Dal Cin sfoglia l’album dei ricordi: «Litigai con Sanson per avere Delneri...»

UDINE. Il suo nome resterà per sempre legato all’affare Zico, perché fu Franco Dal Cin a confezionare l’arrivo all'Udinese del campione brasiliano nel 1983, ma chi conosce la storia delle Zebrette sa bene che Dal Cin è stato il primo grande direttore generale dell’Udinese, un imprenditore ricco di idee e applicazioni, come ama definirsi, prestate al calcio.
Fu lui, primo in Italia, a introdurre lo sponsor, mettendo il nome sui pantaloncini dell’Udinese. Erano i tempi dell’era Sanson e di Giacomini, dell’Udinese del “triplete”, col doppio salto dalla C alla A tra il 1977 e 1979, della conquista della coppa Italia di serie C e del torneo Anglo-italiano.
Dal Cin, apriamo l’album dei ricordi partendo da quella Spa costituita nel 1976, con capitale sociale formata dall’azionariato popolare e dalle quote di Lino Midolini, Angelo Da Dalt e dall’industriale Teofilo Sanson, dove lei era il direttore generale.
«Ho conosciuto Sanson nel 1968 a Chioggia, e con lui partì il progetto di prendere una società triveneta e di portarla in A. Trattavamo il Padova e il Venezia. Poi ci incontrammo con Brunello a Udine, dove lo stadio Friuli era quasi completato e decidemmo di prendere l’Udinese».
Fu quindi l’incentivo del nuovo stadio a convincervi?
«Potevamo pensare in grande, ma prima di acquisire la società ci eravamo preparati investendo sul settore giovanile. Avevamo il Conegliano, il Clodia Sottomarina, avevamo i migliori giovani e i vari Gerolin, Papais, Billia furono l’ossatura della Primavera bianconera che vinse il titolo nel 1981 con Ferrari».
Per chi non lo ha conosciuto, può descrivere il presidente Teofilo Sanson?
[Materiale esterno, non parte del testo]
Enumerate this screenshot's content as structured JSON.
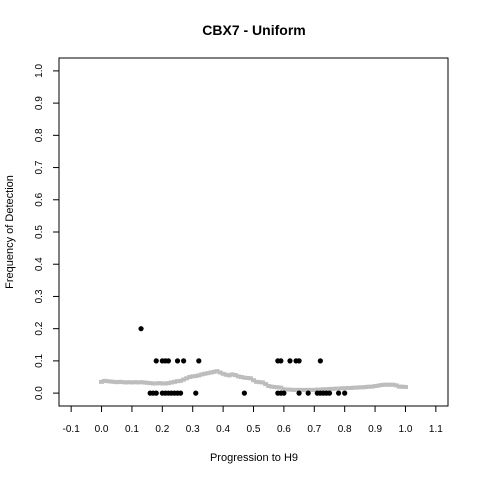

«Era disponibile per qualsiasi cosa e i friulani credo che se lo ricordino bene. Ai tempi del terremoto salì in Carnia, fece una tendopoli, cucinava insieme alla gente e consolidò immediatamente il rapporto con i tifosi. Dopo le partite partecipava alle grigliate con loro nel piazzale dietro la tribuna. Era effervescente, un tifoso sanguigno che a volte bisognava fermare. Con Sanson si viveva di emozioni».
Le quote le aveva anche Midolini...
«Era la figura più importante, la logica, la fermezza, l’uomo che c’era sempre e che costringeva Sanson a restare coi piedi per terra».
L’Udinese della doppia promozione è anche e soprattutto l’Udinese di Massimo Giacomini. Come lo avete scelto?
«Giacomini non aveva curriculum, ma dava certezze per la sua personalità».
Giacomini che rischiò l’esonero dopo la prima promozione nel 1978?
«A Sanson piaceva partecipare, a Giacomini piaceva essere il capo branco e a volte per cementare la squadra la metteva contro la società, e a Sanson non gli andava giù».
In quell’Udinese della prima promozione dalla C1 alla B nel 1978, spiccarono Nerio Ulivieri e Luigi Delneri.
«Per Delneri quasi rompemmo io e Sanson. Teofilo non si interessava molto di mercato, ma quel giorno casualmente mi disse: “Ninin – lui mi chiamava così –, ho sentito che vuoi prendere Delneri, ma mi hanno detto che è un giocatore finito”. Poi andò a dormire e quando si svegliò io gli presentai Delneri. Dopo quattro mesi si complimentò per l’acquisto. Delneri entrò nell’acquisto di Ulivieri dal Foggia. Lo presi anche su indicazione di Giacomini che lo aveva chiesto».
Che effetto le fa vedere oggi Delneri sulla panchina dell’Udinese?
«È un grande piacere. Finalmente un friulano nel gruppo di Pozzo, a cui fui io a proporre l’Udinese su mandato di Mazza, quando ero l’amministratore unico. E sono contento, sono trent’anni che fa grandi cose per l’Udinese».
Qual’era la forza di quella Udinese?
«Il gruppo cementato da Giacomini e poi eravamo una società forte, potente. Spesse volte in casa avevamo l’arbitro casalingo e fuori casa l’arbitro internazionale. Ero amico di Italo Allodi, che era una potenza e io ero il suo pupillo. Era una questione di buoni rapporti, non di magheggi strani. Nel nostro piccolo eravamo una società potente e rispettata».